A nanorobot is essentially a controllable machine at the nano meter or molecular scale and composed of nano-scale components. The field of nanorobotics studies the design, manufacturing, programming and control of the nano-scale robots constituting any passive or active nano structure capable of actuation, sensing, signaling, information processing, intelligence and having swarm behavior. In fact there are countless such machines that exist in nature and there is an opportunity to build more of them by mimicking nature.

Developments

The development in nanorobots are emerging with many aspects even for further future investigations. Basically, there are two distinct kind of nanorobot utilization, one is for the surgery intervention and the other is to monitor patients’ body. The nanorobots go along with specific controls, sensors and actuators depending on the type of biomedical applications and various research centers are building such nanorobots nowadays. Advances on diamondoid manufacturing are also being used for manufacturing nanodevices and building nanorobots. Due to the modern scientific capabilities, it has become easy for the scientists to create nanorobotic devices and interface them with the macro world for control.

Manufacturing

The nanorobots are invisible to naked eye and hard to manipulate and work with. Scanning Electron Microscopy (SEM) and Atomic Force Microscopy (AFM) can be employed to establish a visual and haptic interface to enable to sense the molecular structure of these nano scaled devices. The nanorobots or nano machine components are difficult to fabricate and control challenges. Such devices have to operate in microenvironments with physical properties different from those encountered by conventional parts.

Molecular machines

Molecular machines use various biological elements whose function at the cellular level creates motion, force or a signal as machine components and these components perform their preprogrammed biological function in response to the specific physiochemical stimuli but in an artificial setting. In this way proteins and DNA could act as motors, mechanical joints, transmission elements, or sensors. If all these different components were assembled together in the proper proportion and orientation they would form nano devices with multiple degrees of freedom, able to apply forces and manipulate objects in the nanoscale world.

Applications

The nanorobots can be used to manipulate matter at the nano scale. Other applications range from medical to environmental sensing to space and military applications. Nanorobots can find application in molecular construction of complex devices, precise drug delivery to repair cells and fight tumor cells.

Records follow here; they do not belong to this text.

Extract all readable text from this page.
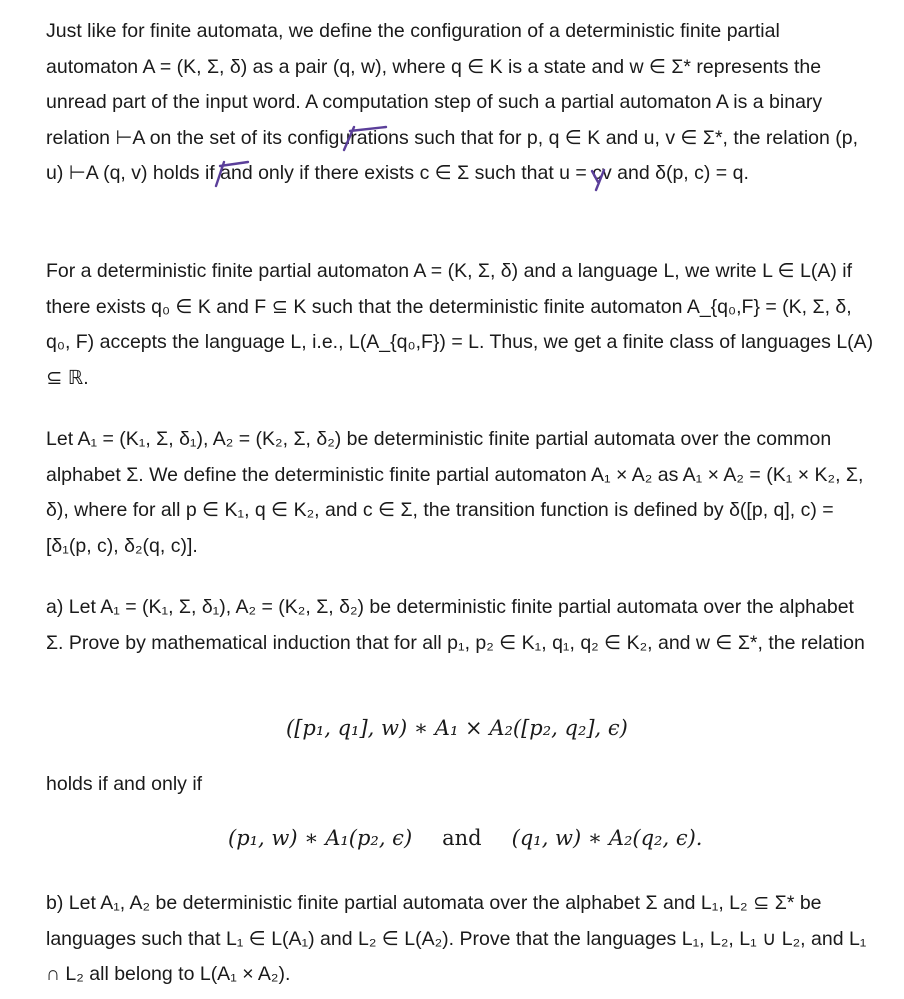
Just like for finite automata, we define the configuration of a deterministic finite partial automaton A = (K, Σ, δ) as a pair (q, w), where q ∈ K is a state and w ∈ Σ* represents the unread part of the input word. A computation step of such a partial automaton A is a binary relation ⊢A on the set of its configurations such that for p, q ∈ K and u, v ∈ Σ*, the relation (p, u) ⊢A (q, v) holds if and only if there exists c ∈ Σ such that u = cv and δ(p, c) = q.

For a deterministic finite partial automaton A = (K, Σ, δ) and a language L, we write L ∈ L(A) if there exists q₀ ∈ K and F ⊆ K such that the deterministic finite automaton A_{q₀,F} = (K, Σ, δ, q₀, F) accepts the language L, i.e., L(A_{q₀,F}) = L. Thus, we get a finite class of languages L(A) ⊆ ℝ.

Let A₁ = (K₁, Σ, δ₁), A₂ = (K₂, Σ, δ₂) be deterministic finite partial automata over the common alphabet Σ. We define the deterministic finite partial automaton A₁ × A₂ as A₁ × A₂ = (K₁ × K₂, Σ, δ), where for all p ∈ K₁, q ∈ K₂, and c ∈ Σ, the transition function is defined by δ([p, q], c) = [δ₁(p, c), δ₂(q, c)].

a) Let A₁ = (K₁, Σ, δ₁), A₂ = (K₂, Σ, δ₂) be deterministic finite partial automata over the alphabet Σ. Prove by mathematical induction that for all p₁, p₂ ∈ K₁, q₁, q₂ ∈ K₂, and w ∈ Σ*, the relation

([p₁, q₁], w) ∗ A₁ × A₂([p₂, q₂], ϵ)

holds if and only if

(p₁, w) ∗ A₁(p₂, ϵ) and (q₁, w) ∗ A₂(q₂, ϵ).

b) Let A₁, A₂ be deterministic finite partial automata over the alphabet Σ and L₁, L₂ ⊆ Σ* be languages such that L₁ ∈ L(A₁) and L₂ ∈ L(A₂). Prove that the languages L₁, L₂, L₁ ∪ L₂, and L₁ ∩ L₂ all belong to L(A₁ × A₂).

Control of Nanorobotic systems

The nano robotic systems can be controlled either internally or externally or as a hybrid control.

Internal Control

This is a traditional method. This type of control depends upon the mechanism of bio chemical sensing and selective binding of various bio molecules with various other elements. These molecules can be programmed for a particular kind of molecular interaction. The question of actively controlling the nanorobots using internal control mechanism is a difficult one. For achieving this internal control, the concept of molecular computers could be utilized to analyze the biological information, which could detect and treat cancer by producing a drug. This molecular computer is in generalized form and can be used for any disease which produces a particular pattern of gene expression related to it.

External Control

This type of control mechanism affects the dynamics of the nanorobot in its work environment through the application of external potential fields such as MRI for guiding the nano particles. MRI system is capable of generating variable magnetic field gradients which can exert force on the nanorobot in the three dimensions and hence control its movement and orientation. Other possibilities being explored are in the category of ‘hybrid’ control mechanisms where the target is located and fixed by an external navigational system but the behavior of the nanorobot is determined locally through an active internal control mechanism.